Forum Moderators: Robert Charlton & goodroi
I have a forum that is well indexed by Google. But, as with most dynamic web tools, the same content can be accessible from different URLs. (I am using SMF, if anyone's interested).
I have used .htaccess mod_rewrite and robots.txt extensively to create SE friendly URLs and to exclude the indexing of duplicate urls for the same content. But, until recently, I had overlooked one area.
The URL for each thread is something like this;
http://www.example.com/forum/index.php/topic,1234.0.html
But, each posting within a thread, has a URL similar to this;
http://www.example.com/forum/index.php/topic,1234.msg321.html
Now, Google has been happily indexing both types of URL and, in search results, simply choosing one over the other to display. The other URL is consigned to the supplemental index. Which is kind of fine, I don't need both indexed.
Although the first 'root' url would obviously be the ideal one, if only because it is often linked to internally. But Google seems to like to link to the second type of URL, partially because that is the url used in the 'Latest Posts' feature on the front page (so is most accessible to Googlebot) and also because external web sites sometimes link to the post, rather than the 'root' of the URL.
My dilema is whether to exclude the second format of the URL via robots.txt, to try and get some kind of consistency.
Or, should I not fix what isn't broken? I have not suffered any kind of duplicate content 'penalty' so far (touch wood) and to block these urls now might exclude hundreds of pages.
Any thoughts?
[edited by: tedster at 7:07 pm (utc) on Nov. 1, 2006]
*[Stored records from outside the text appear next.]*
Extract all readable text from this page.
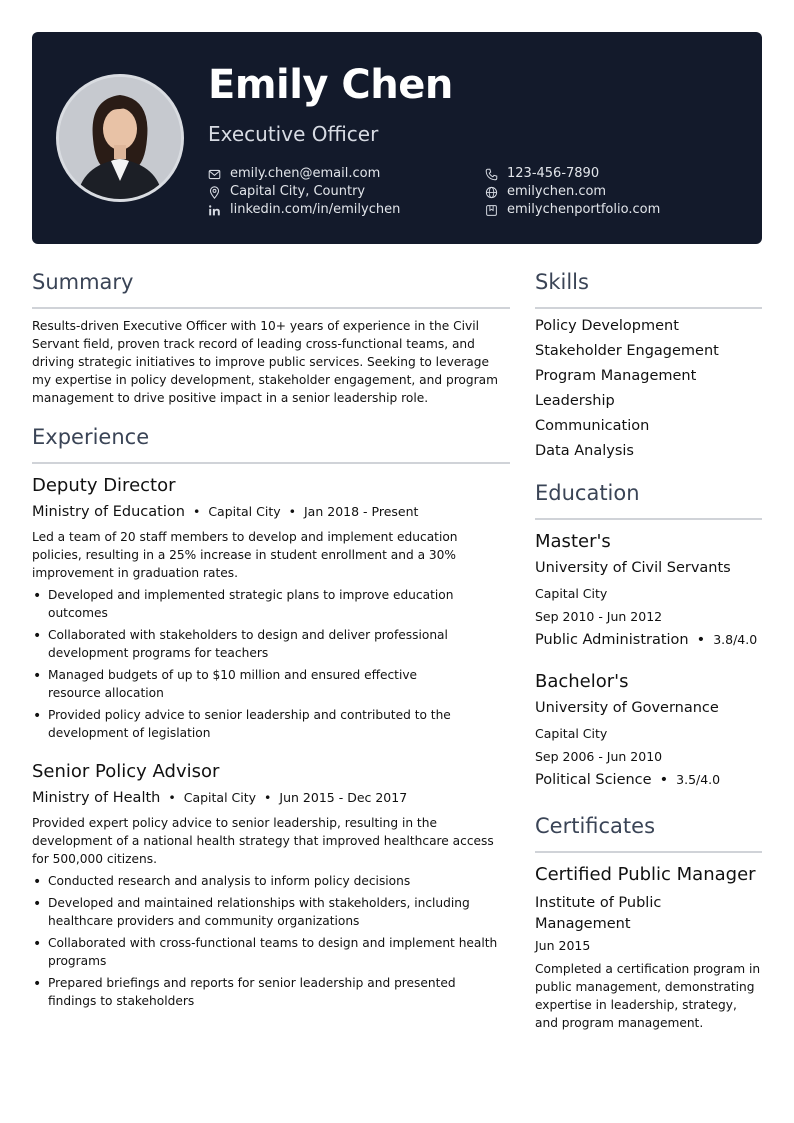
Emily Chen
Executive Officer
emily.chen@email.com
Capital City, Country
linkedin.com/in/emilychen
123-456-7890
emilychen.com
emilychenportfolio.com
Summary

Results-driven Executive Officer with 10+ years of experience in the Civil Servant field, proven track record of leading cross-functional teams, and driving strategic initiatives to improve public services. Seeking to leverage my expertise in policy development, stakeholder engagement, and program management to drive positive impact in a senior leadership role.

Experience
Deputy Director
Ministry of Education • Capital City • Jan 2018 - Present

Led a team of 20 staff members to develop and implement education policies, resulting in a 25% increase in student enrollment and a 30% improvement in graduation rates.

• Developed and implemented strategic plans to improve education outcomes
• Collaborated with stakeholders to design and deliver professional development programs for teachers
• Managed budgets of up to $10 million and ensured effective resource allocation
• Provided policy advice to senior leadership and contributed to the development of legislation
Senior Policy Advisor
Ministry of Health • Capital City • Jun 2015 - Dec 2017

Provided expert policy advice to senior leadership, resulting in the development of a national health strategy that improved healthcare access for 500,000 citizens.

• Conducted research and analysis to inform policy decisions
• Developed and maintained relationships with stakeholders, including healthcare providers and community organizations
• Collaborated with cross-functional teams to design and implement health programs
• Prepared briefings and reports for senior leadership and presented findings to stakeholders
Skills
Policy Development
Stakeholder Engagement
Program Management
Leadership
Communication
Data Analysis
Education
Master's
University of Civil Servants
Capital City
Sep 2010 - Jun 2012
Public Administration • 3.8/4.0
Bachelor's
University of Governance
Capital City
Sep 2006 - Jun 2010
Political Science • 3.5/4.0
Certificates
Certified Public Manager
Institute of Public Management
Jun 2015

Completed a certification program in public management, demonstrating expertise in leadership, strategy, and program management.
[edit reason] use example.com [/edit]
Now, Google has been happily indexing both types of URL and, in search results, simply choosing one over the other to display.
In my opinion, you shouldn't try to manipulate that situation. Good for you for recognizing that there is potential for chaos --if troubleever does start you'll know what to do. But it sounds like Google is handling the duplicate issue just fine in your case, and trying to "fix" something here might actually make trouble.
Indeed. I tried the robots rule for a week or two and it seemed to slow down the indexing process somewhat. But then that makes sense as the 'root' urls are buried one level deeper than the .msg urls.
I've gone back to the way it was and I'll see how it goes.
Any other opinions welcome.
It seems to me that, in essence, these differnt urls are not actually duplicate content in the true sense. And perhaps all this thinking about blocking duplicate urls is too much of a linear approach to a subject that... well, isn't all that linear. Especially when we are talking about content management systems and forums.
For example, when Google indexes one of the .msg URLs on my forum, it is essentially indexing a specific item of information.
And I've noticed, on ocassion, that when searching for the same thread, using slightly different keywords, that Google puts one version of the thread before the other in its results (i.e. it is not always the same url that is supplemental, or in the main index). So, rather than the different URLs being treated as 'duplicates', Google is quite cleverly acknowledging that the web isn't made up of lots of static documents with a beginning and an end. But is rather a cyclical depository of information that can be stored and accessed in numerous different ways. Especially in the case of forums where a thread can be extremely long and cover a range of subjects and viewpoints, it seems only logical that Google would index that thread at different points, depending on how its robots see the information being presented.
It seems to me that this is quite different to a web site having duplicate versions of its content scattered around different places.
Or am I missing the whole point here...?
Anyone else experiencing this? My eBay listings contain duplicate content on approximately 8,000 products. On relevant keyword searches, I find that my eBay listing URLs come up high in SERPs while my site URLs are buried in supplemental. Is this causing a dupe penalty?
Most of the pages went supplemental in early October, and I have waited for a rebound which has not happened. I also posted a reinclusion request. The site has a PR 5 on index and many URLs below with PR 4 and lower. The URLs with PR are indexed, but the thousands of category and product URLs are supplemental. I have compared the site against competitor's sites with similar products, PR, and backlinks and they are not having the supplemental issue.
I have in place 301 redirects for canonical issues, and also to change PHP queries to friendly HTML URLs.
Link to URL "B" on the page, and set up an internal rewrite from "B" to "A" as well as an external 301 redirect from "A" to "B".
If a user asks for "A" they are redirected to "B" with a 301. If they ask for "B" then they URL is silently and internally rewritten as "A" and the content served.
This does not cause a loop because one of them is an internal rewrite, and one is a physical redirect.